It is therefore a mistake to assume that the Kremlin will simply bow before the United States if push comes to shove as many in Washington are prone to believe—given their experience dealing with a weak Russia in the early 1990s. “The Russians are fairly confident with where they are and they are really keen to push back and they have to take increasing steps to sustain the confrontation,” Kofman said. “People in the United States are very hawkish—they also want to pressure Russia and push back in different ways and that’s a big self-licking ice-cream cone, where it’s basically a feedback loop.”
Forgetting the Lessons of the Cold War
And therein lies the danger of a conflict with a nuclear-armed Russia. As Kofman noted, the Washington national security community has largely forgotten the Cold War concepts of nuclear deterrence and managing confrontations with a nuclear-armed rival. Over the past twenty-five years or so, Washington has become accustomed to a world where there are no great-power challengers and the only real threat comes from terrorism.

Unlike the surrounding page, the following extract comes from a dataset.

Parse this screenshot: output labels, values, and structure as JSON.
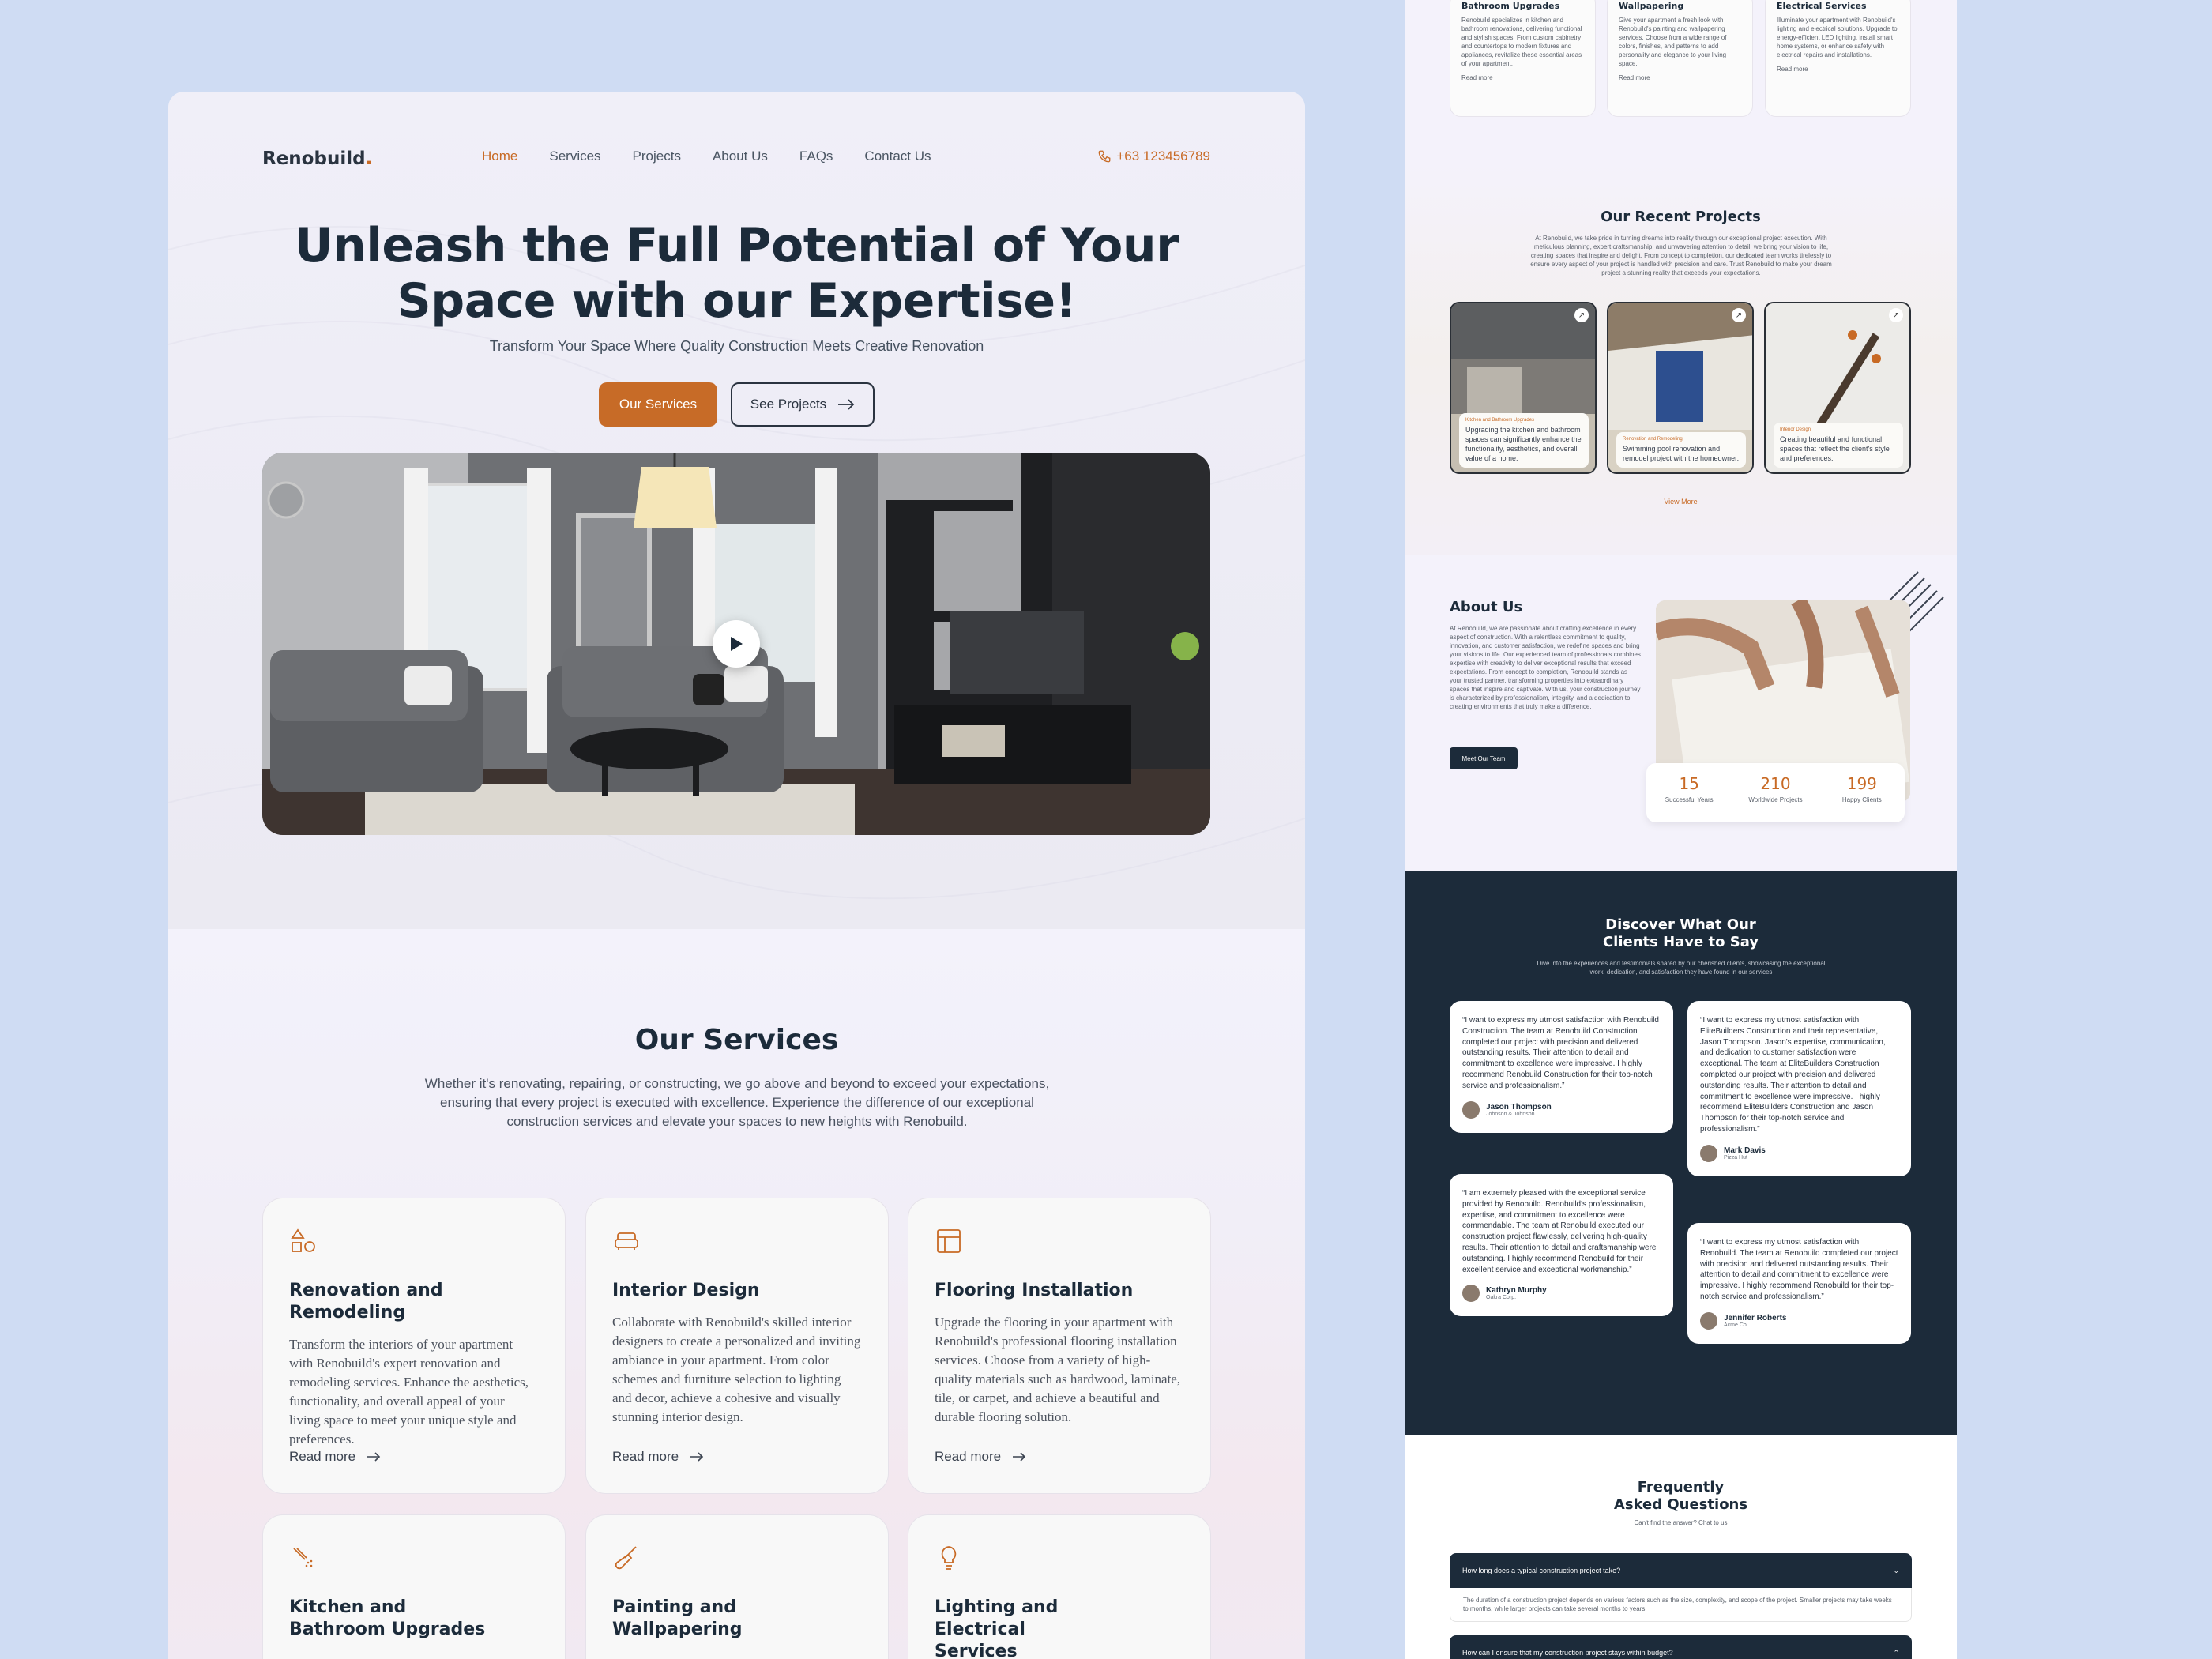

“People have sophomoric views on great power confrontation here,” Kofman said. “In fact a lot of people don’t even understand nuclear strategy and deterrence all that well anymore and the escalatory dynamics. And you can tell by the conversations—we have been in the terrorism/counterinsurgency game for way too long and people don’t understand what they are playing with at senior levels. I hear it all the time. That’s all a recipe for a 1950-1960s type interaction with another great power.”
Indeed, it might take a new version of the 1962 Cuban Missile Crisis for the American foreign policy establishment to fully grasp how dangerous a confrontation with a rival nuclear-armed great power can be. “I hate to say it, but it might be a good thing,” Kofman said. “I actually think it might be a good thing to have that crisis for everyone to grow up.”